To the extent that Defendant argues that the Complaint implies that Taylor’s emails were sent in response to Plaintiff’s December 2013 EEOC complaint, rather than to a prior complaint, 6 that claim is both confusing and without merit. Plaintiff suggests nothing of the sort in the Complaint. First, Plaintiff states that she was terminated in September 2010 and filed a complaint in the Northern District of New York in October 2011. Plaintiff alleges that Taylor subsequently sent the emails in question. Finally, Plaintiff states that she filed an EEOC charge against Defendant in December 2013. Nothing in the Complaint suggests that Plaintiff meant to allege that Taylor’s emails referred to her December 2013 EEOC complaint. See generally id. The Court finds it clear from the order of the allegations presented in the Complaint that Plaintiff alleges that Taylor’s emails were sent subsequent to Plaintiff’s complaint following her termination, and prior to her December 2013 EEOC complaint.

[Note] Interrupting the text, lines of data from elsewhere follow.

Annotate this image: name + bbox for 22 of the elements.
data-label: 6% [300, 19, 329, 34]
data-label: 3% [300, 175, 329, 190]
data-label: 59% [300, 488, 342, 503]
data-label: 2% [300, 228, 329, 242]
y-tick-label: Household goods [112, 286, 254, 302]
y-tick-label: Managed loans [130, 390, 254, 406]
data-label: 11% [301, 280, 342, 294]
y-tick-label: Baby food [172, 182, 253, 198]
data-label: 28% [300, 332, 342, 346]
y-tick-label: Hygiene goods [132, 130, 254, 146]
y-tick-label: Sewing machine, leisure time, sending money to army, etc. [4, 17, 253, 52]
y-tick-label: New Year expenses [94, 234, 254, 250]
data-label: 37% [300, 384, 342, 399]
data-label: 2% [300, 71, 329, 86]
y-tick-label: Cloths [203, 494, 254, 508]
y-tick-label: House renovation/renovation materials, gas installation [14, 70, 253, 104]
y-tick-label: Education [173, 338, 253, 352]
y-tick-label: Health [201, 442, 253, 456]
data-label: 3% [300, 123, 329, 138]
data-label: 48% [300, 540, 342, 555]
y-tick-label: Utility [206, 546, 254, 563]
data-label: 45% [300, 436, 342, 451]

Additionally, to the extent that Defendant intends this argument to suggest that Plaintiff can not show causation between her protected activity and the emails, that argument also fails. Taylor’s first email directly states that Plaintiff had previously “filed a discrimination complaint against her former supervisor.” Exactly which prior complaint the email references does not matter at he present stage. Title VII “makes it unlawful for an employer to discriminate against an employee ‘because he has made a charge . . . or participated in any manner in an investigation, proceeding, or hearing” against her employer. Baez, 2011 WL 5838441, at *5 (citing 42 U.S.C. § 2000e–3(a)) (emphasis added). Therefore, any discrimination complaint made by Plaintiff prior to Taylor’s emails would constitute a protected activity, and the emails’ direct reference to protected activity is sufficient to suggest causation between Plaintiff’s protected activity and Taylor’s emails.

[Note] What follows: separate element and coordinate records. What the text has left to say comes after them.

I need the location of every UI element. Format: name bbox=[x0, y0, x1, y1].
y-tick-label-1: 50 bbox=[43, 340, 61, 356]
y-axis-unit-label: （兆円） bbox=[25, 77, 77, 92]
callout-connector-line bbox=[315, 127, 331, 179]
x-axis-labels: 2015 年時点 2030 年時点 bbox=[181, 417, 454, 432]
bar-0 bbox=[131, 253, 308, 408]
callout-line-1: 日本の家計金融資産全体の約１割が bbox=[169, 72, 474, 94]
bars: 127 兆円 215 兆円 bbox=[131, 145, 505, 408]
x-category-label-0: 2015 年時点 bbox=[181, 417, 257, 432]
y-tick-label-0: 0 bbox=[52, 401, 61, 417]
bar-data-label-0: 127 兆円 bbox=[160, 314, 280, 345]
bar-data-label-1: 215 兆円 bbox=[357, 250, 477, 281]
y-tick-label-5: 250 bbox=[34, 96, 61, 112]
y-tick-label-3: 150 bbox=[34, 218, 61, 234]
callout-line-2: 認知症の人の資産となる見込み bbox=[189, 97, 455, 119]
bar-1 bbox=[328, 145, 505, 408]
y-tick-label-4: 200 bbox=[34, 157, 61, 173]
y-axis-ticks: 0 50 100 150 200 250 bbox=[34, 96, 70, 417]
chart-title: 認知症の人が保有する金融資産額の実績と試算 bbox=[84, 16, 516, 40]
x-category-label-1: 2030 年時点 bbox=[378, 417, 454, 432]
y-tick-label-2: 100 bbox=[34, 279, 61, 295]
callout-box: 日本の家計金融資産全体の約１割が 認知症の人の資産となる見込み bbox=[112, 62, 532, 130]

What really gets me about this claim is that the employer knew that its employee was willing to go to the EEOC or file a discrimination charge. Having gone through that once again, why the hell did it poke the bear and retaliate? And, knowing her willingness and the likelihood of her filing a claim, why put their overt retaliation in writing? This just goes to show that some employer are really stupid.
Any retaliation from an employer for engaging in a protected activity is unlawful under Ohio and federal law. Once an employee makes a complaint regarding discrimination, the employer cannot punish the employee by refusing to consider them for promotions or benefits other employees who have not submitted a complaint have a right to obtain.